Exhibit 10.37(b)
Execution Version
JOINDER AGREEMENT
This JOINDER AGREEMENT (this “Agreement”) is dated as of June 7, 2021, and is entered into by and among VINTAGE WINE ESTATES, INC., a Nevada corporation (“Holdings”), VINTAGE WINE ESTATES, INC., a California corporation that is a wholly-owned subsidiary of Holdings (“Borrower Agent”), each other Subsidiary of Borrower Agent party to the Loan Agreement referenced below, as amended, together with KUNDE ENTERPRISES, INC., a California corporation added pursuant to the Joinder Agreement dated as of May 4, 2021, each an “Existing Borrower”, the financial institutions party to the Loan Agreement described below (collectively, “Lenders”), and BANK OF THE WEST (“Bank of the West”), as administrative agent for Lenders (in such capacity, “Agent”).
RECITALS
WHEREAS, Existing Borrowers, the Lenders, and the Agent are parties to that certain Amended and Restated Loan and Security Agreement, dated as of April 13, 2021 (the “Loan Agreement”).
WHEREAS, Borrower Agent, resulting from effectuating the transactions described in the S4 filed with the US Securities & Exchange Commission (the “SEC”) on May 7, 2021, has become the wholly-owned subsidiary of Holdings.

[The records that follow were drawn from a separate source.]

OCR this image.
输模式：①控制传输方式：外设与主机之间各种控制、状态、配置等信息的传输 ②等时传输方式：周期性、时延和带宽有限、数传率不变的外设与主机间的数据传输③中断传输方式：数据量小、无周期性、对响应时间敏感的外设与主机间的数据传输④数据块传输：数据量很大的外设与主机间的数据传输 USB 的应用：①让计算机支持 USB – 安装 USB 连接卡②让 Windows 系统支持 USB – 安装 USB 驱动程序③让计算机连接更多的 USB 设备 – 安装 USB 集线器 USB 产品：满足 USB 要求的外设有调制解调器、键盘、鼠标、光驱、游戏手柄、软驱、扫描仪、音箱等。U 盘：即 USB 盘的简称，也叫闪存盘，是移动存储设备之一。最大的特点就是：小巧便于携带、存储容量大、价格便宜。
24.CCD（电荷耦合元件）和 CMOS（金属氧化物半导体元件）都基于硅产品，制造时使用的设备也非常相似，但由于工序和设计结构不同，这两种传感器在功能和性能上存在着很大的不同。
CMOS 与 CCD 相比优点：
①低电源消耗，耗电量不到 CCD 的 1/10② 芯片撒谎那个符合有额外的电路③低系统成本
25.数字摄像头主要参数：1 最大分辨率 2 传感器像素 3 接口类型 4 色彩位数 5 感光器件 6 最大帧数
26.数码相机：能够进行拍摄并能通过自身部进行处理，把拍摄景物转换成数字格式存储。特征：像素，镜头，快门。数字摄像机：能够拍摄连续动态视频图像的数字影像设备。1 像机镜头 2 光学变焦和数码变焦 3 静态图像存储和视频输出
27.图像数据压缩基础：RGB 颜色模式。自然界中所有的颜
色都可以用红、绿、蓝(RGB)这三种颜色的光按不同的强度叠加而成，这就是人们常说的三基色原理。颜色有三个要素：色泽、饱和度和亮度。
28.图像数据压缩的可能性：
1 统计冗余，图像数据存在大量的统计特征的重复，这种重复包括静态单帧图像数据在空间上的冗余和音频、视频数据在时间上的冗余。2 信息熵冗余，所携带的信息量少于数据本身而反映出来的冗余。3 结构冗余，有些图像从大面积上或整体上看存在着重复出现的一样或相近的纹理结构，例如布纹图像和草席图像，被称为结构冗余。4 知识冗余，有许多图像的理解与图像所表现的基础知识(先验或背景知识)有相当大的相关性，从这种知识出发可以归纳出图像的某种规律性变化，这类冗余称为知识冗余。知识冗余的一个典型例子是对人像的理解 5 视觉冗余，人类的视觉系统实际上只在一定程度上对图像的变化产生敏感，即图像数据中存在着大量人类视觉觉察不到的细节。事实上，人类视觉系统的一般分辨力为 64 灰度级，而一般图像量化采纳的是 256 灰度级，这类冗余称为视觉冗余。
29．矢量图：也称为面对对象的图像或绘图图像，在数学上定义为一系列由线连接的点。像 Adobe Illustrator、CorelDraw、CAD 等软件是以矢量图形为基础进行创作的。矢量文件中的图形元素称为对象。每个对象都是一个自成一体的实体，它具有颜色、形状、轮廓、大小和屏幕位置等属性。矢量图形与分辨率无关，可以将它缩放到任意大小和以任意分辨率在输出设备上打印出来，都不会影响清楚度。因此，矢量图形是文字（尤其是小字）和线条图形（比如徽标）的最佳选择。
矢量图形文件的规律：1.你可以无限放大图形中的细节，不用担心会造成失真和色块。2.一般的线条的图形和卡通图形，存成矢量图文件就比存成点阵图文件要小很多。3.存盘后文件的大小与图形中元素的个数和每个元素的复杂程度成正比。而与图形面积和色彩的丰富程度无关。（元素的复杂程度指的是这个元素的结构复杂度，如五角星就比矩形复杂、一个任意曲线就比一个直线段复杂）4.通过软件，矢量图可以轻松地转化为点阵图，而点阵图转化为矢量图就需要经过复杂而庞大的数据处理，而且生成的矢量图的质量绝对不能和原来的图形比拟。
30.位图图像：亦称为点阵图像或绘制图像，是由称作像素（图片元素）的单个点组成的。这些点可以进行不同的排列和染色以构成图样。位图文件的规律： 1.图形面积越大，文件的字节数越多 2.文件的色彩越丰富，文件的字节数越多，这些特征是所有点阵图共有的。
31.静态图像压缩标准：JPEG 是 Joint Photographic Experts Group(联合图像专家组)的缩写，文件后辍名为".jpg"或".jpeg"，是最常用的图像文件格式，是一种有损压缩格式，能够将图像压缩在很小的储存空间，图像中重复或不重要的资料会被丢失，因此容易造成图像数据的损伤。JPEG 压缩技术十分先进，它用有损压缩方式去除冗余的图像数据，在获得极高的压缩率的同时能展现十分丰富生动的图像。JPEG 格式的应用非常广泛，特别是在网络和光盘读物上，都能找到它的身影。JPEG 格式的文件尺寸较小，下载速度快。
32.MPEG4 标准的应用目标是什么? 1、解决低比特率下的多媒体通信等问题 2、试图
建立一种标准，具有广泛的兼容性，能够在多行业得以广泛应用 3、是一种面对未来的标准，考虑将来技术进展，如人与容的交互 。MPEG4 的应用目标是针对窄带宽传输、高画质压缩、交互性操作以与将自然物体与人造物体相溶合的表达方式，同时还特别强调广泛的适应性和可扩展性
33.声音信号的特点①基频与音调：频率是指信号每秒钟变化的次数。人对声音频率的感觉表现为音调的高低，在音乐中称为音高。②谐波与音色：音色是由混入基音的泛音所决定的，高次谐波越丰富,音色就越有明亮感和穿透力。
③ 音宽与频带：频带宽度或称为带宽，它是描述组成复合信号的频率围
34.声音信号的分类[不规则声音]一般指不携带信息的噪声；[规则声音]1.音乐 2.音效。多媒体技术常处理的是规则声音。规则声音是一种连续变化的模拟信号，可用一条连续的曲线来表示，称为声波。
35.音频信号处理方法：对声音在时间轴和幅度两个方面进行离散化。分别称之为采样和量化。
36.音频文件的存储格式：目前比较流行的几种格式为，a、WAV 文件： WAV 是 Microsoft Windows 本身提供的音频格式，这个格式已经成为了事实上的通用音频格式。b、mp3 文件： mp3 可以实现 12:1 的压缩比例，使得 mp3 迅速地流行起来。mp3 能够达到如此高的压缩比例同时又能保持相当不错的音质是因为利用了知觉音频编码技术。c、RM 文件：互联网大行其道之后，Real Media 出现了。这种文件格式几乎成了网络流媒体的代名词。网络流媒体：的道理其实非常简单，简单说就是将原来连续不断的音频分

WHEREAS, Existing Borrowers have requested that Agent (with the consent of the Required Lenders) permit Holdings to be added as a Guarantor and an Obligor under the Loan Agreement, and, subject to the terms and conditions set forth herein, Agent (with the consent of the Required Lenders) has agreed to permit such addition.
NOW, THEREFORE, in consideration of the premises and the agreements, provisions and covenants herein contained, the parties agree as follows:
1. DEFINITIONS. All terms which are defined in the Loan Agreement shall have the same definition when used herein unless a different definition is ascribed to such term under this Agreement, in which case, the definition contained herein shall govern.
2. JOINDER AND ACQUISITION COVENANTS.
2.1 Holdings hereby agrees as follows in favor of the Agent and the Lenders:
A. Effective as of the date hereof, by its execution of this Agreement, Holdings hereby agrees to become an Obligor and to be subject to all of the representations, warranties, affirmative covenants and negative covenants that are applicable to each Borrower under the Loan Agreement, as well as each other Loan Document, to the same extent as would be applicable if Holdings were a Borrower under the Loan Agreement and other Loan Documents. Holdings agrees that as a Guarantor it shall be liable to Lenders for all Obligations. Without limiting the generality of the foregoing or the terms of the Loan Agreement, Holdings hereby acknowledges and agrees that pursuant to it Guaranty, Holdings shall guaranty the prompt payment and performance of all Obligations in full when due (whether at stated maturity, as a mandatory prepayment, by accelerations, or otherwise) strictly in accordance with the terms thereof.